Uruguayan morning television show

Desayunos informales (Spanish: Informal breakfasts) is an Uruguayan morning television show that is broadcast on Teledoce. It debuted on July 13, 2015 and is presented by Ignacio Martirené, Victoria Zangaro and Jorge Echagüe.

Desayunos Informales has won the Iris Award for best magazine show three consecutive times (2016, 2017, 2018).

== Format ==
The show has two parts, called "First Morning" and "Second Morning".

- First Morning airs from 8:00 to 10:00 a.m. In it, journalistic issues, such as politics and sports are discussed, in addition to interviews. It is hosted by Ignacio Martirené.
- Second Morning airs from 10:00 to 12:00 p.m. In it, news about entertainment is reported, and there are interviews, games and humor. It is hosted by Victoria Zangaro and Jorge Echagüe.

== On-air staff ==

- Ignacio Martirené (Anchor of the "First Morning"; 2021–present).
- Victoria Zangaro (Co-Anchor of the "Second Morning"; 2015–present).
- Jorge Echagüe (Co-Anchor of the "Second Morning"; 2017–present).
- Lucía Brocal (Panelist of the "Second Morning"; 2015–present).
- Leonardo Haberkorn (Panelist of the "First Morning"; 2020–present).
- Nicolás Batalla (Panelist of the "First Morning"; 2020–present).
- Paula Scorza (Panelist of the "First Morning"; 2021–present).
- Lucía Rodríguez (Panelist of the "Second Morning"; 2021–present).
- Diego Jokas (Sports reporter in the "First Morning"; 2021–present).
- Camila Rajchman (Reporter in the "Second Morning"; 2017–present).
- Martín Angiolini (Musician of the "Second Morning"; 2015–present).
- Marcel Keoroglián "Montelongo" (Humorist of the "Second Morning"; 2015–present).
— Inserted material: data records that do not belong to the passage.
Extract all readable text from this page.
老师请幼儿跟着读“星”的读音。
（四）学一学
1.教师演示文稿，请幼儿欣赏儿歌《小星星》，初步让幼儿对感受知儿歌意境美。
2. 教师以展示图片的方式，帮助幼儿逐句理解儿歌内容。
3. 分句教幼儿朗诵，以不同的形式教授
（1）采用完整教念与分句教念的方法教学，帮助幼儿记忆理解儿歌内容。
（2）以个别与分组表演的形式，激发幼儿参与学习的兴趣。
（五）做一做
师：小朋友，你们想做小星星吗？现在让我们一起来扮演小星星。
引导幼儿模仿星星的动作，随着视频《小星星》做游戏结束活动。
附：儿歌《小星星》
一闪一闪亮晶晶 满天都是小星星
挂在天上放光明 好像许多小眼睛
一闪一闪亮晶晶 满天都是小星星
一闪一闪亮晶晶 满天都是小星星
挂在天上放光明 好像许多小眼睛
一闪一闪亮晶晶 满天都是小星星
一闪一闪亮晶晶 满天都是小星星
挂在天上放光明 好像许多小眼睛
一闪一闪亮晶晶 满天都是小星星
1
=== Former on-air staff ===

- María Noel Marrone (Anchor of the "First Morning"; 2015–2020).
- Alejandro Figueredo (Co-Anchor of the "Second Morning"; 2015–2017).
- Jaime Clara (Panelist of the "First Morning"; 2015–2019).
- Juan Miguel Carzolio (Panelist of the "First Morning"; 2015–2020).
- Facundo Macchi (Panelist of the "First Morning"; 2020–2021).
- Juan Hounie (Panelist of the "First Morning"; 2019–2020).
- Rosario Castillo (Panelist of the "Second Morning"; 2018–2019).
- Pablo Fabregat (Panelist of the "First Morning"; 2015–2018).
- Manuela da Silveira (Panelist of the "Second Morning"; 2017–2018).
- Andy Vila (Panelist of the "Second Morning"; 2015–2017).
- Martín Sarthou (Panelist of the "First Morning"; 2015–2016).
- Federico Buysan (Sports reporter in the "First Morning"; 2018–2020).
- Sebastián González (Humorist of the "Second Morning"; 2016–2017).